Unravelling nitrogen removal and nitrous oxide emission from mainstream integrated nitrification-partial denitrification-anammox for low carbon/nitrogen domestic wastewater.

2020 
Abstract Stable supply of nitrite is often a major obstacle for achieving mainstream anammox due to washout failure of nitrite oxidizers (NOB) at low influent ammonia of municipal wastewater. In this study, an integrated nitrification, partial denitrification and anammox (INPDA) as a one-stage mainstream nitrogen removal alternative was established in a low-oxygen sequencing batch biofilm reactor treating synthetic sewage.

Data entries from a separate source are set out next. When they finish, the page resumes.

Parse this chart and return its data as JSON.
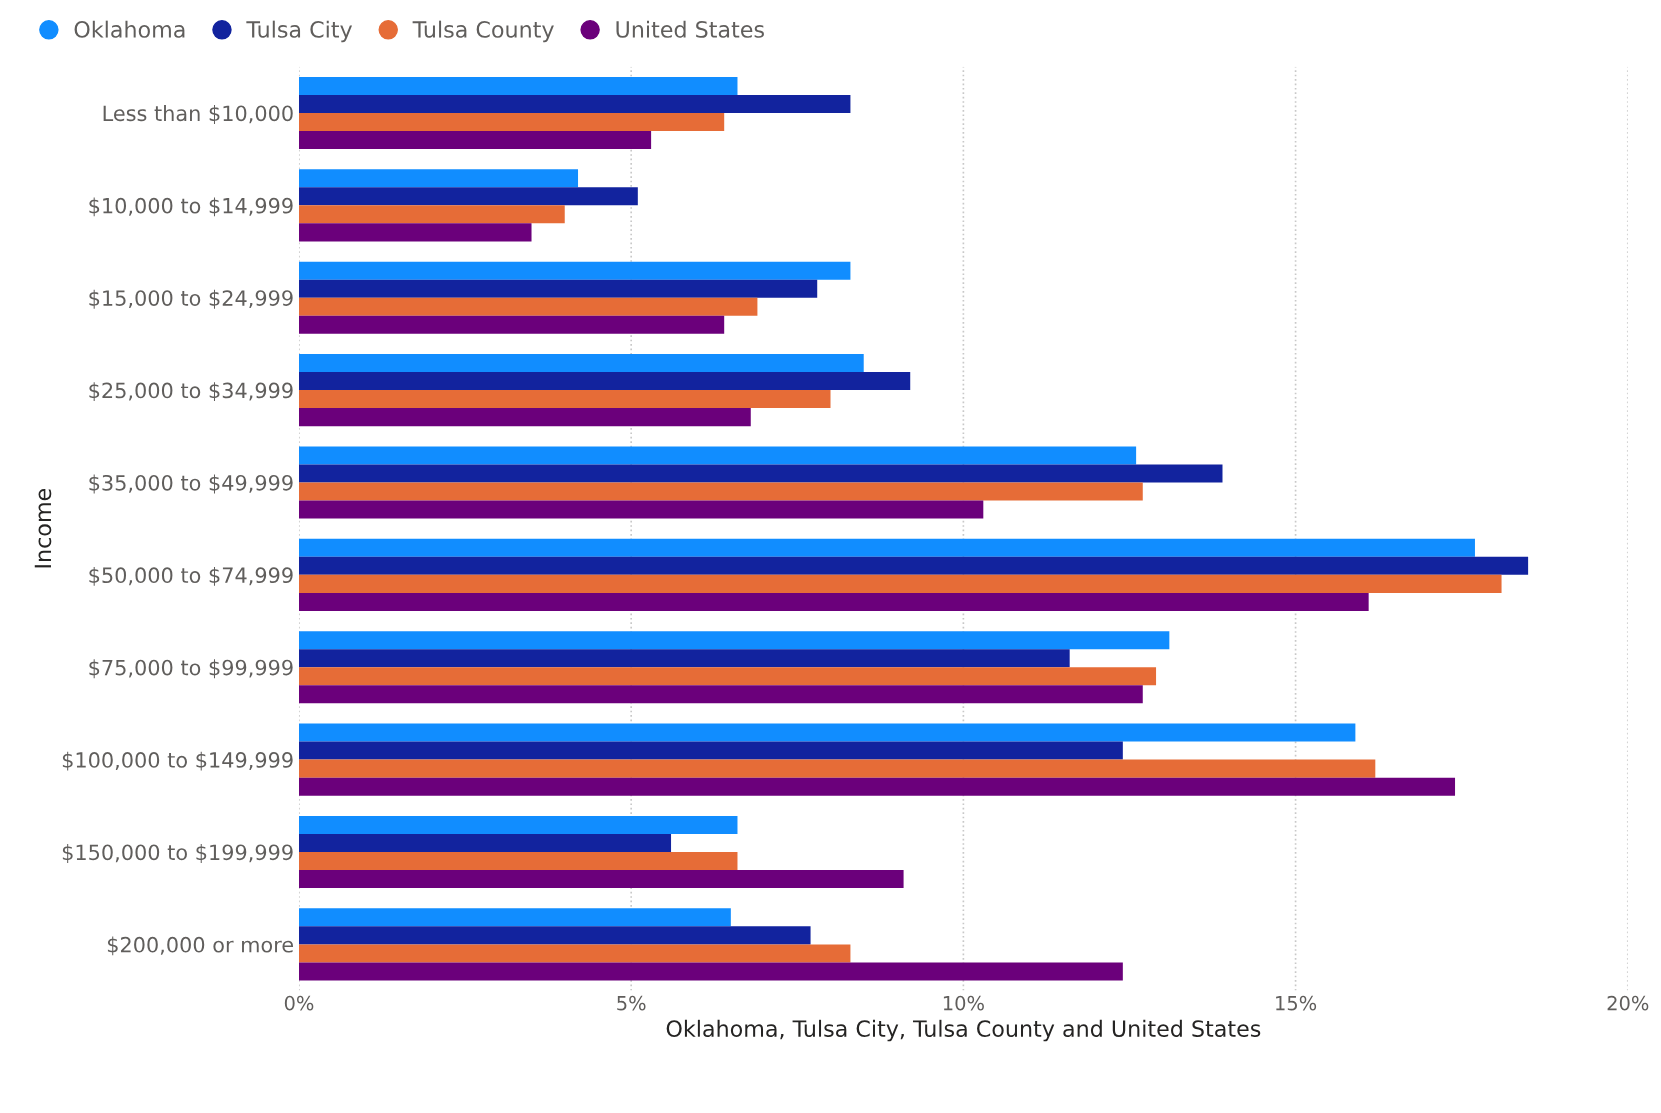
{
  "chart_data": {
    "type": "bar",
    "orientation": "horizontal",
    "xlabel": "Oklahoma, Tulsa City, Tulsa County and United States",
    "ylabel": "Income",
    "categories": [
      "Less than $10,000",
      "$10,000 to $14,999",
      "$15,000 to $24,999",
      "$25,000 to $34,999",
      "$35,000 to $49,999",
      "$50,000 to $74,999",
      "$75,000 to $99,999",
      "$100,000 to $149,999",
      "$150,000 to $199,999",
      "$200,000 or more"
    ],
    "series": [
      {
        "name": "Oklahoma",
        "color": "#118dff",
        "values": [
          6.6,
          4.2,
          8.3,
          8.5,
          12.6,
          17.7,
          13.1,
          15.9,
          6.6,
          6.5
        ]
      },
      {
        "name": "Tulsa City",
        "color": "#12239e",
        "values": [
          8.3,
          5.1,
          7.8,
          9.2,
          13.9,
          18.5,
          11.6,
          12.4,
          5.6,
          7.7
        ]
      },
      {
        "name": "Tulsa County",
        "color": "#e66c37",
        "values": [
          6.4,
          4.0,
          6.9,
          8.0,
          12.7,
          18.1,
          12.9,
          16.2,
          6.6,
          8.3
        ]
      },
      {
        "name": "United States",
        "color": "#6b007b",
        "values": [
          5.3,
          3.5,
          6.4,
          6.8,
          10.3,
          16.1,
          12.7,
          17.4,
          9.1,
          12.4
        ]
      }
    ],
    "xlim": [
      0,
      20
    ],
    "xticks": [
      {
        "value": 0,
        "label": "0%"
      },
      {
        "value": 5,
        "label": "5%"
      },
      {
        "value": 10,
        "label": "10%"
      },
      {
        "value": 15,
        "label": "15%"
      },
      {
        "value": 20,
        "label": "20%"
      }
    ],
    "grid": "x",
    "legend": "top left",
    "marker": "circle"
  }
}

The overall nitrogen removal and nitrous oxide (N2O) emission were mainly investigated at 50 mg/L NH4+-N influent with a low carbon/nitrogen (C/N) of 2.5. Continuous operation demonstrated that as high as 98.8% NH4+-N and 94.1% TN were removed in SBBR system. Cyclic experiment verified sequential completion of nitrification, partial denitrification and anammox were responsible for high-rate TN removal. During one typical cycle, the trend of N2O emission was characterized by firstly rapid rise, then fluctuant decrease followed by rapid decrease and finally slow disappearance. The maximum N2O emission rate reached up to 6.7 μg/(L·min) occurred at 75 min. High-throughput sequencing revealed the co-existence of nitrifying, denitrifying and anammox species and large detection of key functional genes (Hzs, Hdh, Hao, Nor) in an oxygen-limited SBBR, thereby highly correlating nitrogen removal and N2O emission characteristics. Nitrogen metabolic pathways analysis further suggest denitratation(NO3−-N to NO2−-N)-based anammox is a main route for mainstream nitrogen removal. Moreover, N2O might be generated by both hydroxylamine oxidation step in nitrification and also heterotrophic denitrification pathway. The research findings provide more deep understandings of enhanced nitrogen removal and mitigated N2O footprint from a single mainstream anammox-based system.